Acute promyelocytic leukemia (APL) was diagnosed in 14% of the children. Molecular data such as FLT3 were not evaluated due to small numbers.

No statistical difference was observed regarding ethnicity as to age, white blood cell (WBC) and central nervous system (CNS) involvement. However, the Arab patients presented with a significantly higher incidence of M2 (42% vs 23% p=0.035), while the Jewish population demonstrated significantly higher incidence of M4 (33% vs. 10% p=0.011). The high incidence of M3 was common to both ethnic groups. In addition, cytogenetic subtype distribution was similar in both ethnic groups.

Out of 175 patients, 114 patients were treated in accordance with the same protocol, namely BFM98 . The demographic characteristics of these 114 pts, as well as their WBC, FAB and cytogenetics were distributed similarly to the whole cohort.

Among the 114 AML patients, 105 pts achieved complete remission (CR) (92%) after one course of chemotherapy. Of those who achieved CR after 2 induction cycles, 62 pts are alive and free of disease, 38 pts relapsed, 4 pts died in CR ( 3 due to bacterial infection and 1 due to post transplant lymphoproliferative disease) , one patient developed myelodysplastic syndrome after treatment for APL . Six patients did not go into remission after two induction phases. Three patients had early death (within six weeks of diagnosis), all due to bleeding- 2 were APL and one with MLL split and hyperleukocytosis.

The median follow-up was 6.3 years (0.7y-16y), with a 5-year event free survival (EFS) and overall survival (OS) of 54% and 67% respectively.

There was no prognostic significance in EFS and OS related to gender, age and ethnicity.

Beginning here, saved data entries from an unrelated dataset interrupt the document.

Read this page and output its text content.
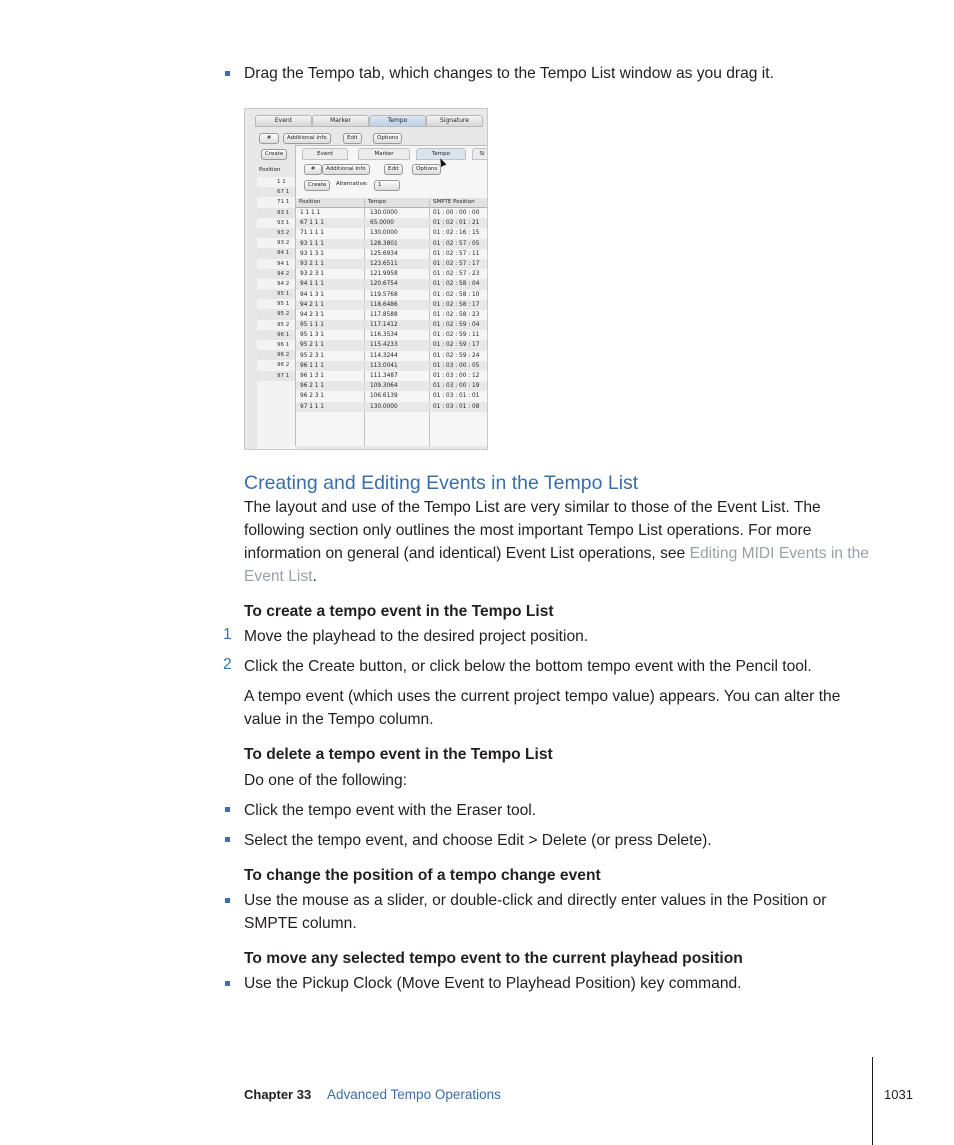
Drag the Tempo tab, which changes to the Tempo List window as you drag it.
Event	Marker	Tempo	Signature
#	Additional Info	Edit	Options
Create
Position
1 1
67 1
71 1
93 1
93 1
93 2
93 2
94 1
94 1
94 2
94 2
95 1
95 1
95 2
95 2
96 1
96 1
96 2
96 2
97 1
Event	Marker	Tempo	Si
#	Additional Info	Edit	Options
Create	Alternative:	1
Position	Tempo	SMPTE Position
1 1 1 1	130.0000	01 : 00 : 00 : 00
67 1 1 1	65.0000	01 : 02 : 01 : 21
71 1 1 1	130.0000	01 : 02 : 16 : 15
93 1 1 1	128.3801	01 : 02 : 57 : 05
93 1 3 1	125.6934	01 : 02 : 57 : 11
93 2 1 1	123.6511	01 : 02 : 57 : 17
93 2 3 1	121.9958	01 : 02 : 57 : 23
94 1 1 1	120.6754	01 : 02 : 58 : 04
94 1 3 1	119.5768	01 : 02 : 58 : 10
94 2 1 1	118.6486	01 : 02 : 58 : 17
94 2 3 1	117.8588	01 : 02 : 58 : 23
95 1 1 1	117.1412	01 : 02 : 59 : 04
95 1 3 1	116.3534	01 : 02 : 59 : 11
95 2 1 1	115.4233	01 : 02 : 59 : 17
95 2 3 1	114.3244	01 : 02 : 59 : 24
96 1 1 1	113.0041	01 : 03 : 00 : 05
96 1 3 1	111.3487	01 : 03 : 00 : 12
96 2 1 1	109.3064	01 : 03 : 00 : 19
96 2 3 1	106.6139	01 : 03 : 01 : 01
97 1 1 1	130.0000	01 : 03 : 01 : 08
Creating and Editing Events in the Tempo List
The layout and use of the Tempo List are very similar to those of the Event List. The following section only outlines the most important Tempo List operations. For more information on general (and identical) Event List operations, see Editing MIDI Events in the Event List.
To create a tempo event in the Tempo List
1 Move the playhead to the desired project position.
2 Click the Create button, or click below the bottom tempo event with the Pencil tool.
A tempo event (which uses the current project tempo value) appears. You can alter the value in the Tempo column.
To delete a tempo event in the Tempo List
Do one of the following:
Click the tempo event with the Eraser tool.
Select the tempo event, and choose Edit > Delete (or press Delete).
To change the position of a tempo change event
Use the mouse as a slider, or double-click and directly enter values in the Position or SMPTE column.
To move any selected tempo event to the current playhead position
Use the Pickup Clock (Move Event to Playhead Position) key command.
Chapter 33 Advanced Tempo Operations	1031
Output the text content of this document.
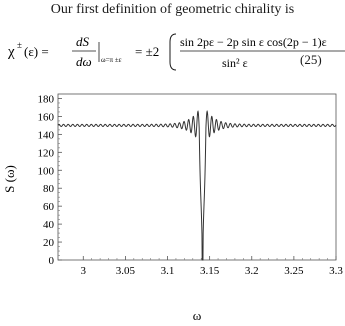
Our first definition of geometric chirality is
χ ± (ε) =
dS
dω ω=π ±ε
= ±2
sin 2pε − 2p sin ε cos(2p − 1)ε
sin² ε	(25)
0
20
40
60
80
100
120
140
160
180
3	3.05 3.1 3.15 3.2 3.25 3.3
S (ω)
ω
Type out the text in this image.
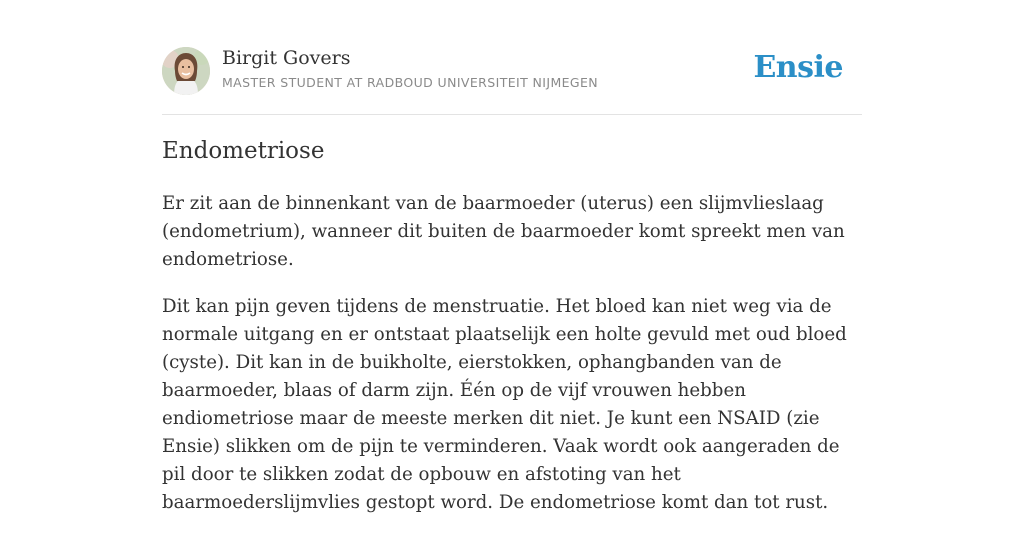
Birgit Govers
MASTER STUDENT AT RADBOUD UNIVERSITEIT NIJMEGEN	Ensie
Endometriose

Er zit aan de binnenkant van de baarmoeder (uterus) een slijmvlieslaag (endometrium), wanneer dit buiten de baarmoeder komt spreekt men van endometriose.

Dit kan pijn geven tijdens de menstruatie. Het bloed kan niet weg via de normale uitgang en er ontstaat plaatselijk een holte gevuld met oud bloed (cyste). Dit kan in de buikholte, eierstokken, ophangbanden van de baarmoeder, blaas of darm zijn. Één op de vijf vrouwen hebben endiometriose maar de meeste merken dit niet. Je kunt een NSAID (zie Ensie) slikken om de pijn te verminderen. Vaak wordt ook aangeraden de pil door te slikken zodat de opbouw en afstoting van het baarmoederslijmvlies gestopt word. De endometriose komt dan tot rust.
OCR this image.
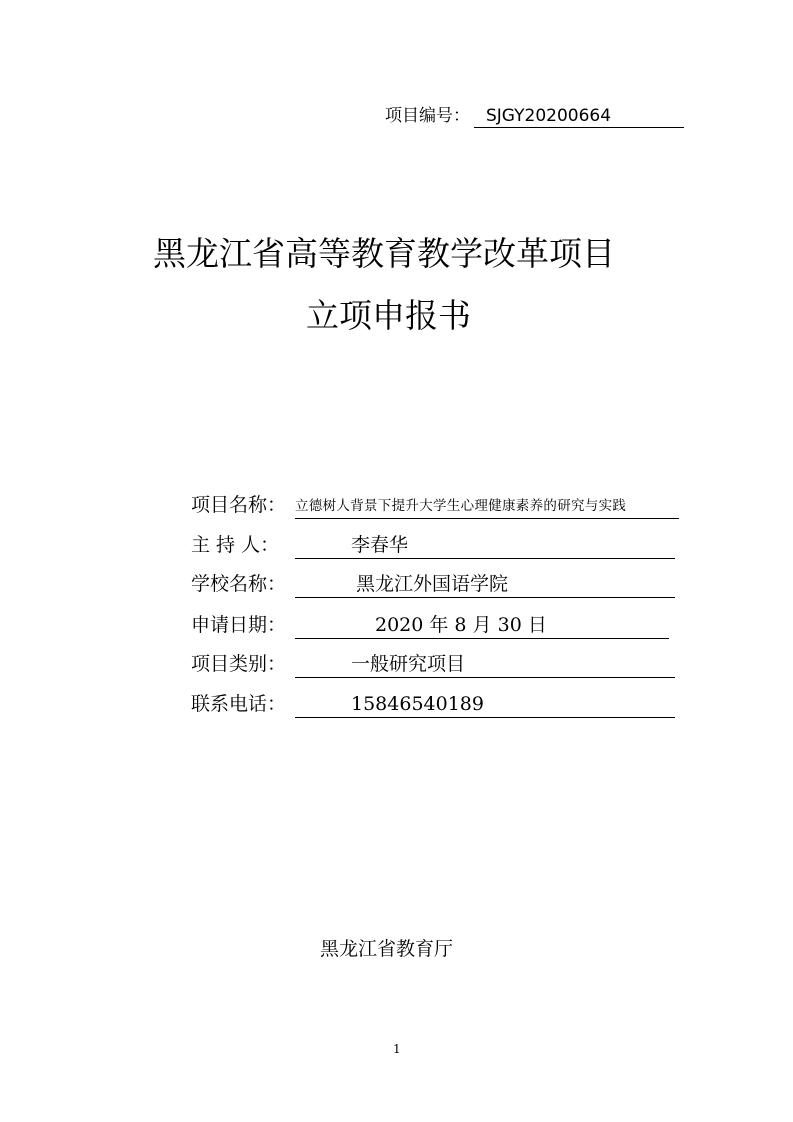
项目编号： SJGY20200664
黑龙江省高等教育教学改革项目
立项申报书
项目名称： 立德树人背景下提升大学生心理健康素养的研究与实践
主 持 人：	李春华
学校名称：	黑龙江外国语学院
申请日期：	2020 年 8 月 30 日
项目类别：	一般研究项目
联系电话：	15846540189
黑龙江省教育厅
1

As to risk stratification, there was a statistical difference in EFS and OS in the standard risk (SR) and the high risk (HR) group: 5 year EFS SR group 83% and 39% for HR group (p<0.0001) 5 year OS for SR group 98% and 52% for HR group (p<0.0001).

Conclusions

In this retrospective study of pediatric AML patients in Israel,the clinical, laboratory and cytogenetic characteristics were not significantly different between Jewish and Arab patients, with a similar outcome. We report a 14% incidence of APL - an incidence that is higher than that reported for the European and American populations. It may be of interest to further investigate this increased rate of APL in the Israeli population and possibly identify underlying genetic predisposing factors.

The pts treated according to AML-BFM-98 protocol without pCRT have a 5y EFS and OS of 54% and 67%, respectively. These outcomes are similar to those reported for BFM98.